Theoretical Machine Learning Seminar

The current era of large scale machine learning powered by Deep Learning methods has brought about tremendous advances, driven by the lightweight Stochastic Gradient Descent (SGD) method. Despite relying on a simple algorithmic primitive, this era brings together a multitude of algorithmic challenges including issues based on non-convexity, parallel/distributed computing, speeding up our learning algorithms and automating these (learning) procedures. Focusing on three of these issues, this talk will present a mix of theory results and their (qualitative) implications in practice.

The first part of this talk begins with presenting a precise understanding of mini-batch SGD, which is used commonly as a means to parallelize SGD. Our result indicates linear parallelization speedups offered by mini-batch SGD until a certain (efficiently computable) problem dependent batch size threshold, corroborating with practical observations noted in the context of deep learning.
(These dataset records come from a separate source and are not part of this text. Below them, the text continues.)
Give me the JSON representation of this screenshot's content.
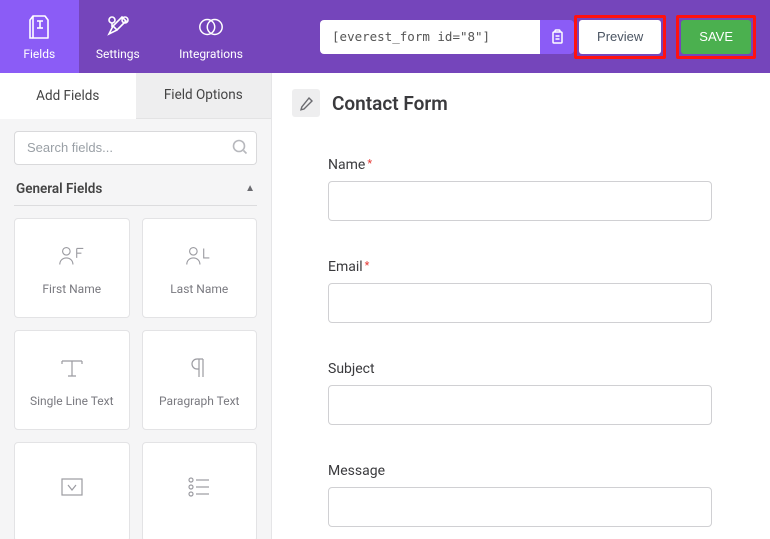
{
  "topbar": {
    "nav": [
      {
        "label": "Fields",
        "icon": "fields-icon",
        "active": true
      },
      {
        "label": "Settings",
        "icon": "settings-icon",
        "active": false
      },
      {
        "label": "Integrations",
        "icon": "integrations-icon",
        "active": false
      }
    ],
    "shortcode": "[everest_form id=\"8\"]",
    "preview_label": "Preview",
    "save_label": "SAVE"
  },
  "sidebar": {
    "tabs": {
      "add_fields": "Add Fields",
      "field_options": "Field Options"
    },
    "search_placeholder": "Search fields...",
    "section_title": "General Fields",
    "fields": [
      {
        "label": "First Name"
      },
      {
        "label": "Last Name"
      },
      {
        "label": "Single Line Text"
      },
      {
        "label": "Paragraph Text"
      },
      {
        "label": ""
      },
      {
        "label": ""
      }
    ]
  },
  "canvas": {
    "title": "Contact Form",
    "fields": [
      {
        "label": "Name",
        "required": true
      },
      {
        "label": "Email",
        "required": true
      },
      {
        "label": "Subject",
        "required": false
      },
      {
        "label": "Message",
        "required": false
      }
    ]
  },
  "colors": {
    "primary": "#7545bb",
    "primary_light": "#8b5cf6",
    "save_green": "#4bb04f",
    "highlight_red": "#ff1111"
  }
}
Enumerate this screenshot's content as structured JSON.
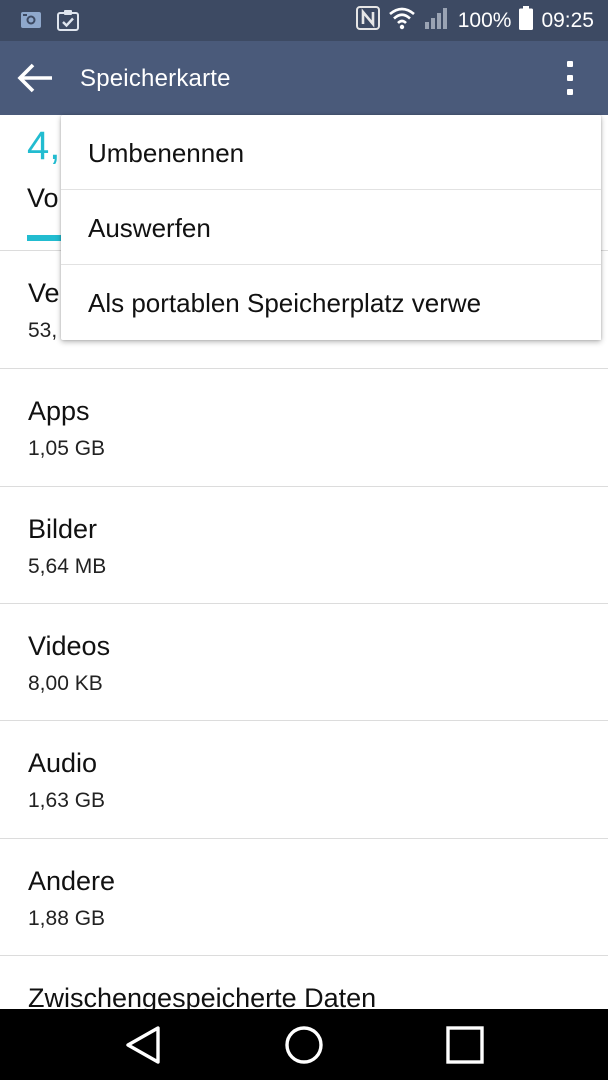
{
  "status_bar": {
    "left_icons": [
      "camera-notification-icon",
      "clipboard-check-icon"
    ],
    "right_icons": [
      "nfc-icon",
      "wifi-icon",
      "cellular-signal-icon",
      "battery-icon"
    ],
    "battery_percent": "100%",
    "time": "09:25",
    "colors": {
      "background": "#3d4a63"
    }
  },
  "toolbar": {
    "title": "Speicherkarte",
    "back_icon": "arrow-left-icon",
    "overflow_icon": "more-vertical-icon",
    "colors": {
      "background": "#4a5a7a"
    }
  },
  "summary": {
    "amount_visible": "4,",
    "label_visible": "Vo",
    "accent_color": "#22bcd0"
  },
  "partially_hidden_row": {
    "title_visible": "Ve",
    "value_visible": "53,"
  },
  "menu": {
    "items": [
      {
        "label": "Umbenennen"
      },
      {
        "label": "Auswerfen"
      },
      {
        "label": "Als portablen Speicherplatz verwe"
      }
    ]
  },
  "storage_items": [
    {
      "title": "Apps",
      "size": "1,05 GB"
    },
    {
      "title": "Bilder",
      "size": "5,64 MB"
    },
    {
      "title": "Videos",
      "size": "8,00 KB"
    },
    {
      "title": "Audio",
      "size": "1,63 GB"
    },
    {
      "title": "Andere",
      "size": "1,88 GB"
    },
    {
      "title": "Zwischengespeicherte Daten",
      "size": ""
    }
  ],
  "nav_bar": {
    "buttons": [
      "back-triangle-icon",
      "home-circle-icon",
      "recents-square-icon"
    ]
  }
}
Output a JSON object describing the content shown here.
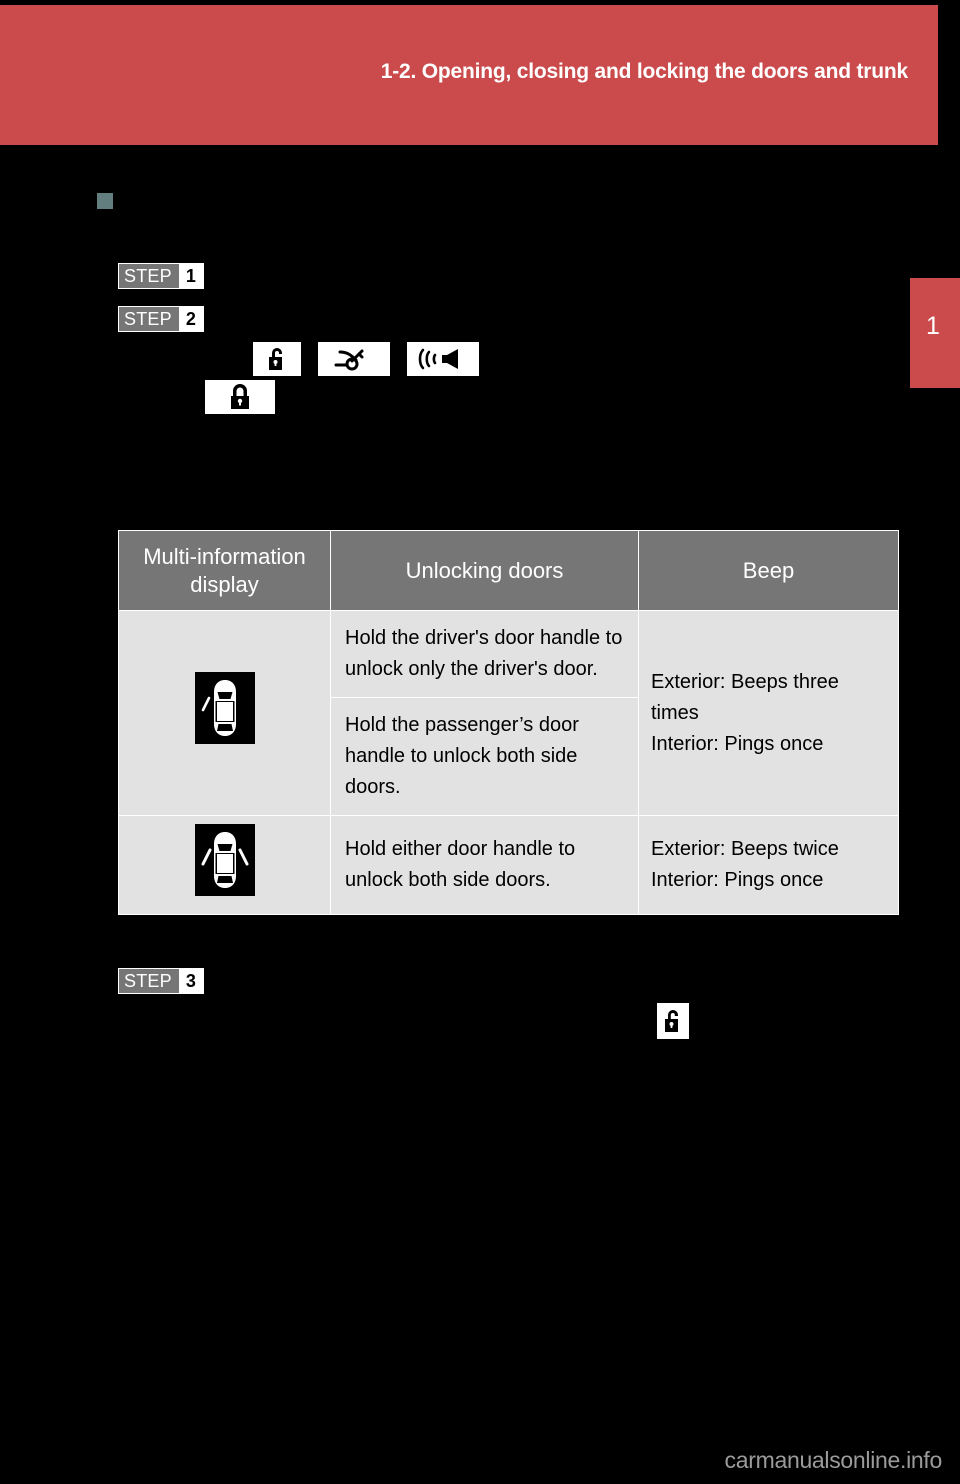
{
  "header": {
    "title": "1-2. Opening, closing and locking the doors and trunk",
    "band_color": "#cb4b4d"
  },
  "chapter_tab": {
    "number": "1",
    "color": "#cb4b4d"
  },
  "section": {
    "bullet_color": "#637e7e"
  },
  "steps": [
    {
      "word": "STEP",
      "number": "1"
    },
    {
      "word": "STEP",
      "number": "2"
    },
    {
      "word": "STEP",
      "number": "3"
    }
  ],
  "inline_icons": [
    {
      "name": "unlock-icon"
    },
    {
      "name": "key-icon"
    },
    {
      "name": "beep-speaker-icon"
    },
    {
      "name": "lock-icon"
    },
    {
      "name": "unlock-icon"
    }
  ],
  "table": {
    "headers": [
      "Multi-information display",
      "Unlocking doors",
      "Beep"
    ],
    "rows": [
      {
        "display_icon": "car-driver-door-unlock-icon",
        "instructions": [
          "Hold the driver's door handle to unlock only the driver's door.",
          "Hold the passenger’s door handle to unlock both side doors."
        ],
        "beep": "Exterior: Beeps three times\nInterior: Pings once",
        "beep_lines": [
          "Exterior: Beeps three times",
          "Interior: Pings once"
        ]
      },
      {
        "display_icon": "car-both-doors-unlock-icon",
        "instructions": [
          "Hold either door handle to unlock both side doors."
        ],
        "beep_lines": [
          "Exterior: Beeps twice",
          "Interior: Pings once"
        ]
      }
    ]
  },
  "watermark": {
    "text": "carmanualsonline.info",
    "color": "#9b9b9b"
  },
  "page_background": "#000000"
}
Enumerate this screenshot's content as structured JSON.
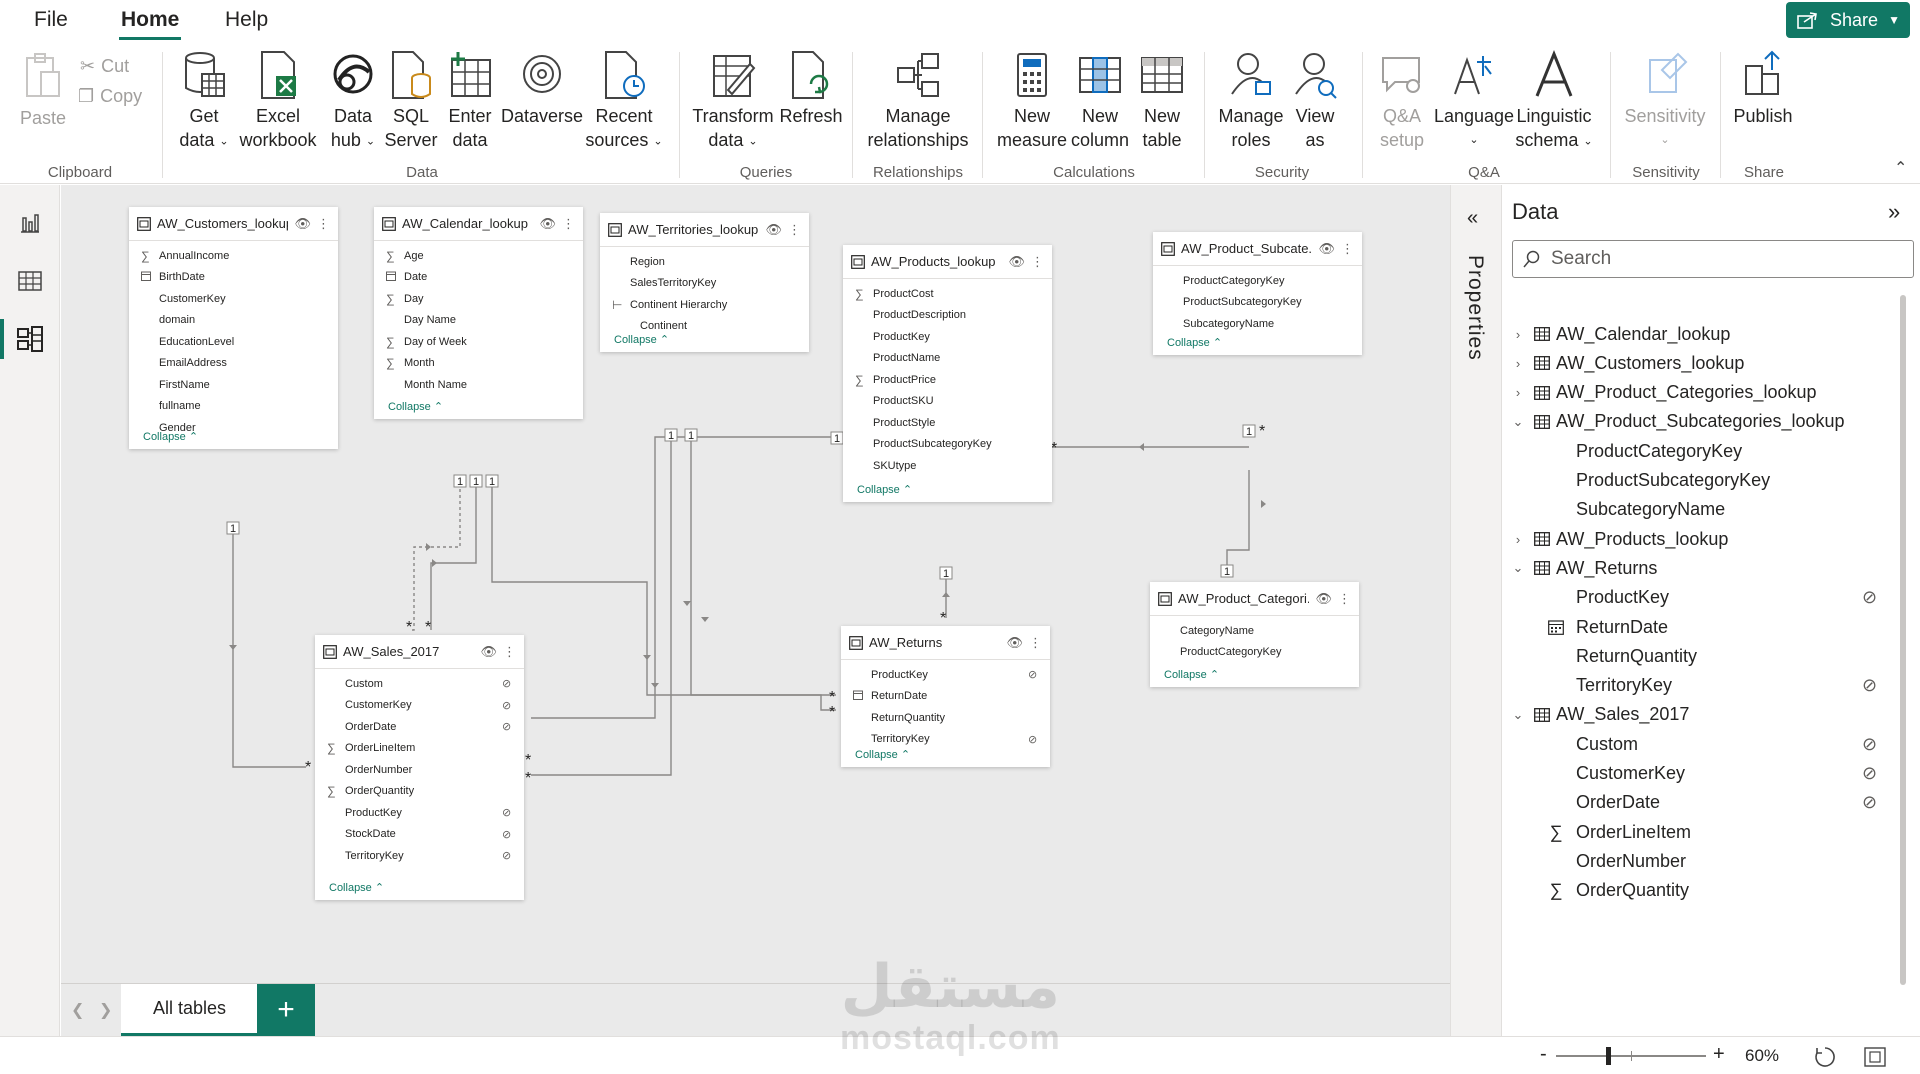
{
  "menu": {
    "tabs": [
      {
        "label": "File"
      },
      {
        "label": "Home"
      },
      {
        "label": "Help"
      }
    ],
    "share_label": "Share"
  },
  "ribbon": {
    "clipboard": {
      "paste": "Paste",
      "cut": "Cut",
      "copy": "Copy",
      "group": "Clipboard"
    },
    "data": {
      "get_data": [
        "Get",
        "data"
      ],
      "excel": [
        "Excel",
        "workbook"
      ],
      "data_hub": [
        "Data",
        "hub"
      ],
      "sql": [
        "SQL",
        "Server"
      ],
      "enter_data": [
        "Enter",
        "data"
      ],
      "dataverse": [
        "Dataverse",
        ""
      ],
      "recent": [
        "Recent",
        "sources"
      ],
      "group": "Data"
    },
    "queries": {
      "transform": [
        "Transform",
        "data"
      ],
      "refresh": [
        "Refresh",
        ""
      ],
      "group": "Queries"
    },
    "relationships": {
      "manage": [
        "Manage",
        "relationships"
      ],
      "group": "Relationships"
    },
    "calculations": {
      "new_measure": [
        "New",
        "measure"
      ],
      "new_column": [
        "New",
        "column"
      ],
      "new_table": [
        "New",
        "table"
      ],
      "group": "Calculations"
    },
    "security": {
      "manage_roles": [
        "Manage",
        "roles"
      ],
      "view_as": [
        "View",
        "as"
      ],
      "group": "Security"
    },
    "qa": {
      "qa_setup": [
        "Q&A",
        "setup"
      ],
      "language": [
        "Language",
        ""
      ],
      "linguistic": [
        "Linguistic",
        "schema"
      ],
      "group": "Q&A"
    },
    "sensitivity": {
      "label": [
        "Sensitivity",
        ""
      ],
      "group": "Sensitivity"
    },
    "share": {
      "publish": [
        "Publish",
        ""
      ],
      "group": "Share"
    }
  },
  "left_nav": [
    {
      "name": "report-view",
      "icon": "bar-chart-icon"
    },
    {
      "name": "table-view",
      "icon": "table-grid-icon"
    },
    {
      "name": "model-view",
      "icon": "model-diagram-icon"
    }
  ],
  "model": {
    "collapse_label": "Collapse",
    "tables": {
      "customers": {
        "title": "AW_Customers_lookup",
        "fields": [
          {
            "icon": "∑",
            "name": "AnnualIncome"
          },
          {
            "icon": "cal",
            "name": "BirthDate"
          },
          {
            "icon": "",
            "name": "CustomerKey"
          },
          {
            "icon": "",
            "name": "domain"
          },
          {
            "icon": "",
            "name": "EducationLevel"
          },
          {
            "icon": "",
            "name": "EmailAddress"
          },
          {
            "icon": "",
            "name": "FirstName"
          },
          {
            "icon": "",
            "name": "fullname"
          },
          {
            "icon": "",
            "name": "Gender"
          }
        ]
      },
      "calendar": {
        "title": "AW_Calendar_lookup",
        "fields": [
          {
            "icon": "∑",
            "name": "Age"
          },
          {
            "icon": "cal",
            "name": "Date"
          },
          {
            "icon": "∑",
            "name": "Day"
          },
          {
            "icon": "",
            "name": "Day Name"
          },
          {
            "icon": "∑",
            "name": "Day of Week"
          },
          {
            "icon": "∑",
            "name": "Month"
          },
          {
            "icon": "",
            "name": "Month Name"
          }
        ]
      },
      "territories": {
        "title": "AW_Territories_lookup",
        "fields": [
          {
            "icon": "",
            "name": "Region"
          },
          {
            "icon": "",
            "name": "SalesTerritoryKey"
          },
          {
            "icon": "hier",
            "name": "Continent Hierarchy"
          },
          {
            "icon": "",
            "name": "Continent",
            "indent": true
          }
        ]
      },
      "products": {
        "title": "AW_Products_lookup",
        "fields": [
          {
            "icon": "∑",
            "name": "ProductCost"
          },
          {
            "icon": "",
            "name": "ProductDescription"
          },
          {
            "icon": "",
            "name": "ProductKey"
          },
          {
            "icon": "",
            "name": "ProductName"
          },
          {
            "icon": "∑",
            "name": "ProductPrice"
          },
          {
            "icon": "",
            "name": "ProductSKU"
          },
          {
            "icon": "",
            "name": "ProductStyle"
          },
          {
            "icon": "",
            "name": "ProductSubcategoryKey"
          },
          {
            "icon": "",
            "name": "SKUtype"
          }
        ]
      },
      "subcategories": {
        "title": "AW_Product_Subcate...",
        "fields": [
          {
            "icon": "",
            "name": "ProductCategoryKey"
          },
          {
            "icon": "",
            "name": "ProductSubcategoryKey"
          },
          {
            "icon": "",
            "name": "SubcategoryName"
          }
        ]
      },
      "categories": {
        "title": "AW_Product_Categori...",
        "fields": [
          {
            "icon": "",
            "name": "CategoryName"
          },
          {
            "icon": "",
            "name": "ProductCategoryKey"
          }
        ]
      },
      "returns": {
        "title": "AW_Returns",
        "fields": [
          {
            "icon": "",
            "name": "ProductKey",
            "hidden": true
          },
          {
            "icon": "cal",
            "name": "ReturnDate"
          },
          {
            "icon": "",
            "name": "ReturnQuantity"
          },
          {
            "icon": "",
            "name": "TerritoryKey",
            "hidden": true
          }
        ]
      },
      "sales": {
        "title": "AW_Sales_2017",
        "fields": [
          {
            "icon": "",
            "name": "Custom",
            "hidden": true
          },
          {
            "icon": "",
            "name": "CustomerKey",
            "hidden": true
          },
          {
            "icon": "",
            "name": "OrderDate",
            "hidden": true
          },
          {
            "icon": "∑",
            "name": "OrderLineItem"
          },
          {
            "icon": "",
            "name": "OrderNumber"
          },
          {
            "icon": "∑",
            "name": "OrderQuantity"
          },
          {
            "icon": "",
            "name": "ProductKey",
            "hidden": true
          },
          {
            "icon": "",
            "name": "StockDate",
            "hidden": true
          },
          {
            "icon": "",
            "name": "TerritoryKey",
            "hidden": true
          }
        ]
      }
    },
    "cardinality": {
      "one": "1",
      "many": "*"
    }
  },
  "pages": {
    "all_tables": "All tables",
    "add": "+"
  },
  "properties_label": "Properties",
  "data_pane": {
    "title": "Data",
    "search_placeholder": "Search",
    "tree": [
      {
        "level": 0,
        "expanded": false,
        "label": "AW_Calendar_lookup"
      },
      {
        "level": 0,
        "expanded": false,
        "label": "AW_Customers_lookup"
      },
      {
        "level": 0,
        "expanded": false,
        "label": "AW_Product_Categories_lookup"
      },
      {
        "level": 0,
        "expanded": true,
        "label": "AW_Product_Subcategories_lookup"
      },
      {
        "level": 1,
        "icon": "",
        "label": "ProductCategoryKey"
      },
      {
        "level": 1,
        "icon": "",
        "label": "ProductSubcategoryKey"
      },
      {
        "level": 1,
        "icon": "",
        "label": "SubcategoryName"
      },
      {
        "level": 0,
        "expanded": false,
        "label": "AW_Products_lookup"
      },
      {
        "level": 0,
        "expanded": true,
        "label": "AW_Returns"
      },
      {
        "level": 1,
        "icon": "",
        "label": "ProductKey",
        "hidden": true
      },
      {
        "level": 1,
        "icon": "cal",
        "label": "ReturnDate"
      },
      {
        "level": 1,
        "icon": "",
        "label": "ReturnQuantity"
      },
      {
        "level": 1,
        "icon": "",
        "label": "TerritoryKey",
        "hidden": true
      },
      {
        "level": 0,
        "expanded": true,
        "label": "AW_Sales_2017"
      },
      {
        "level": 1,
        "icon": "",
        "label": "Custom",
        "hidden": true
      },
      {
        "level": 1,
        "icon": "",
        "label": "CustomerKey",
        "hidden": true
      },
      {
        "level": 1,
        "icon": "",
        "label": "OrderDate",
        "hidden": true
      },
      {
        "level": 1,
        "icon": "∑",
        "label": "OrderLineItem"
      },
      {
        "level": 1,
        "icon": "",
        "label": "OrderNumber"
      },
      {
        "level": 1,
        "icon": "∑",
        "label": "OrderQuantity"
      }
    ]
  },
  "status": {
    "zoom": "60%",
    "zoom_minus": "-",
    "zoom_plus": "+",
    "zoom_fraction": 0.6
  },
  "watermark": {
    "arabic": "مستقل",
    "latin": "mostaql.com"
  },
  "colors": {
    "accent": "#117865",
    "canvas": "#eaeaea",
    "pane_bg": "#f3f2f1"
  }
}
This talk then considers momentum methods, which are commonly used in practice in conjunction with SGD. We present a counterpoint to the widely held belief that the momentum technique allows SGD to converge faster, especially when used with small batch sizes. We then present Accelerated SGD, which is an algorithm that allows SGD to converge provably faster across small or large batch sizes. Empirically, Accelerated SGD is demonstrated to improve over standard momentum for tasks involving training of practically useful deep learning models.

The final part of this talk considers learning rate schedules employed in conjunction with SGD. There is, in fact, a stark sense of disparity between the theoretically prescribed polynomially decaying stepsizes (with iterate averaging) and what is used in practice, which are variants of "cut the learning rates by a constant factor every constant number of epochs" (which resembles an exponentially decaying stepsize scheme). This talk presents reasons that support the use of schemes that mimic the latter, both from a theory perspective, as well as its implications in optimization for Deep Learning problems.

Bio: Rahul Kidambi is a PhD candidate at the University of Washington Seattle working with Sham Kakade. He is interested in the design and implementation of provably effective algorithms for Machine Learning problems. Prior to UW, he was at Microsoft Research India working on problems at the intersection of Structured Prediction, Semi-Supervised Learning and Active Learning. More information about him can be found in his webpage: https://rahulkidambi.github.io/

Date & Time

February 13, 2019 | 12:15pm – 1:15pm

Location

Princeton University, CS 302

Speakers

Rahul Kidambi

Affiliation

University of Washington